President Seeks to Reassures Jittery Markets, Investors After China Premier's Remarks.

Investors should have "absolute confidence" in money placed with the United States, President Barack Obama said during an appearance with Brazilian President Luiz Inacio Lula da Silva at the White House today.

Obama and Lula da Silva held a private meeting for more than an hour before taking questions from reporters.

Obama was asked about Chinese Prime Minister Wen Jiabao's expression of concern Friday that the Chinese investment of approximately $1 trillion in U.S. Treasury bills could be losing value.

"I think that not just the Chinese government, but every investor can have absolute confidence in the soundness of investments in the United States, and that it is not just in U.S.-issued Treasury notes but also in the private sector and the commerce and the industry that has made this the most dynamic economy in the world," Obama said.

The president dismissed reports of disagreement at the G-20 conference of finance ministers this weekend over whether regulation or fiscal stimulus would best to reboot the global economy.

"I don't know where this notion has emerged that there are sides with respect to the G-20," Obama said. "This is not a either-or question, this is a both-and question. We do believe that it is important for all countries around the world to step in and figure out how we can ensure that we are compensating for the drastic contraction in global demand."
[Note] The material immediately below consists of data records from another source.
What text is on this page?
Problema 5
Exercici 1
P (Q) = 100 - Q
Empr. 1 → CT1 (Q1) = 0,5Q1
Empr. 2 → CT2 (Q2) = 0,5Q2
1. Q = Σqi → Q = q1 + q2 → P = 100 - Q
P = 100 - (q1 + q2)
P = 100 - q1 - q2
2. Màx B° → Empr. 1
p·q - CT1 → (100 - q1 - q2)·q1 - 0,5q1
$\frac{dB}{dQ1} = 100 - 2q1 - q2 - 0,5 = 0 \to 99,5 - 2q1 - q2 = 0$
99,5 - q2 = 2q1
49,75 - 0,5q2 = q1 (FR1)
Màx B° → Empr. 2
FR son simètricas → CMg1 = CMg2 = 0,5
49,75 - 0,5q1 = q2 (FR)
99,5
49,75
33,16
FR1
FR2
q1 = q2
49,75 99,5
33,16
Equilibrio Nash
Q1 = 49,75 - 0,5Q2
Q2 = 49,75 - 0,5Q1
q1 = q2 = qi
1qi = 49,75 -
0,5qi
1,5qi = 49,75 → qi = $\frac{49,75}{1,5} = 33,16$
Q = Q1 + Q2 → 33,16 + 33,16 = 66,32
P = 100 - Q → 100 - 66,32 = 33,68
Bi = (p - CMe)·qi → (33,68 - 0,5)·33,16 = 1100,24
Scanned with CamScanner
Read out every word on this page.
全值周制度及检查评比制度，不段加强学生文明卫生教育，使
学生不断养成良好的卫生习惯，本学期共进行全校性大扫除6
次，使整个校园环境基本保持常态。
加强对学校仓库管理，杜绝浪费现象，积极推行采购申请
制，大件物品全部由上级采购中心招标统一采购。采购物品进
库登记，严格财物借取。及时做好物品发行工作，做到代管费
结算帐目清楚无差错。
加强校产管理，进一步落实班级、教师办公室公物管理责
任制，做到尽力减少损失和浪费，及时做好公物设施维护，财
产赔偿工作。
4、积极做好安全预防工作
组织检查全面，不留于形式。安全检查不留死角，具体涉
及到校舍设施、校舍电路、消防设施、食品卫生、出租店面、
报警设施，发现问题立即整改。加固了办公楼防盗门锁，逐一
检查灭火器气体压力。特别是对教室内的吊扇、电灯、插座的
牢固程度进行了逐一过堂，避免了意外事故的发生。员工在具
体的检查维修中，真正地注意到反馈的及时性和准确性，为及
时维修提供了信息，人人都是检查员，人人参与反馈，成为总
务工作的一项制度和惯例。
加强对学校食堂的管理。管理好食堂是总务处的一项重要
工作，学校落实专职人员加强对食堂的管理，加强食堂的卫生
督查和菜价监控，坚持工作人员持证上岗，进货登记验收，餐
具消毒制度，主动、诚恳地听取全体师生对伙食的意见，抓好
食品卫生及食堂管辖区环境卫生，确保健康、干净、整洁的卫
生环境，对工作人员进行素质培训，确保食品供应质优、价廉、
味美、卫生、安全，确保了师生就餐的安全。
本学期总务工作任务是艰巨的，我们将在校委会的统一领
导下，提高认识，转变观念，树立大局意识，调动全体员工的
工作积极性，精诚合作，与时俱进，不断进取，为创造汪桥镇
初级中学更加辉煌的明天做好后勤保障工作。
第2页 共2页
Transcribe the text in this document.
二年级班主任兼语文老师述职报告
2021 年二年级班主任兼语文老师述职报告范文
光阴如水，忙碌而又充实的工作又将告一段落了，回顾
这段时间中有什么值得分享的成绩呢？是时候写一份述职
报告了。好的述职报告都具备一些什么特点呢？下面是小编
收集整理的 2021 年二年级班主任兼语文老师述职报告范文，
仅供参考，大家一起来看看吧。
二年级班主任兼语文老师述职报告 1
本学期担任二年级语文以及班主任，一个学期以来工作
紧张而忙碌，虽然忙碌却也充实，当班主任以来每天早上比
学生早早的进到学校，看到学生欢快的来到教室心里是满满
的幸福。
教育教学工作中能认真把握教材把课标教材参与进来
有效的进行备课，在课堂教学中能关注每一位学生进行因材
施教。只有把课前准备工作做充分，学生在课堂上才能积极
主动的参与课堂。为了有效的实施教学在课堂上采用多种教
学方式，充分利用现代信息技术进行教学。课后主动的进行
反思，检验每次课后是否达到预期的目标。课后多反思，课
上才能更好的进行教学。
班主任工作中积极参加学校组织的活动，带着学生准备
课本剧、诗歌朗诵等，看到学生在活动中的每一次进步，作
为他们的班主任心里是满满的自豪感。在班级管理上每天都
Obama said a "whole range of approaches" on fixing the economy are possible.

"Fiscal stimulus is only one leg in the stool," he said. "We have to do financial regulation, and nobody is going to be a more vigorous promoter of the need for a reform of our financial systems. I think most of those initiatives are going to be taking place in individual countries, but there's going to need to be coordination between the various countries."

The two leaders were expected to discuss a range of issues, including U.S. ethanol imports from Brazil, which have been a source of disagreement for the competition they pose to U.S. producers. Obama said that "tension can get resolved" over time.

Lula da Silva invited the president to try out a flex-fuel car when he visits Brazil.

"I actually had a flex-fuel vehicle," Obama replied. "But one of the problems here in the United States is, is that we don't have enough gas stations that have biofuels in them. So that's one of the areas that we need to change our distribution networks here in the United States."

The appearance was punctuated by light moments.

"I'm praying more for him than I pray for myself," said Lula da Silva. "Because with just 40 days in office -- to suffer and to face such a terrible crisis the U.S. is facing today, I don't want to be in his position."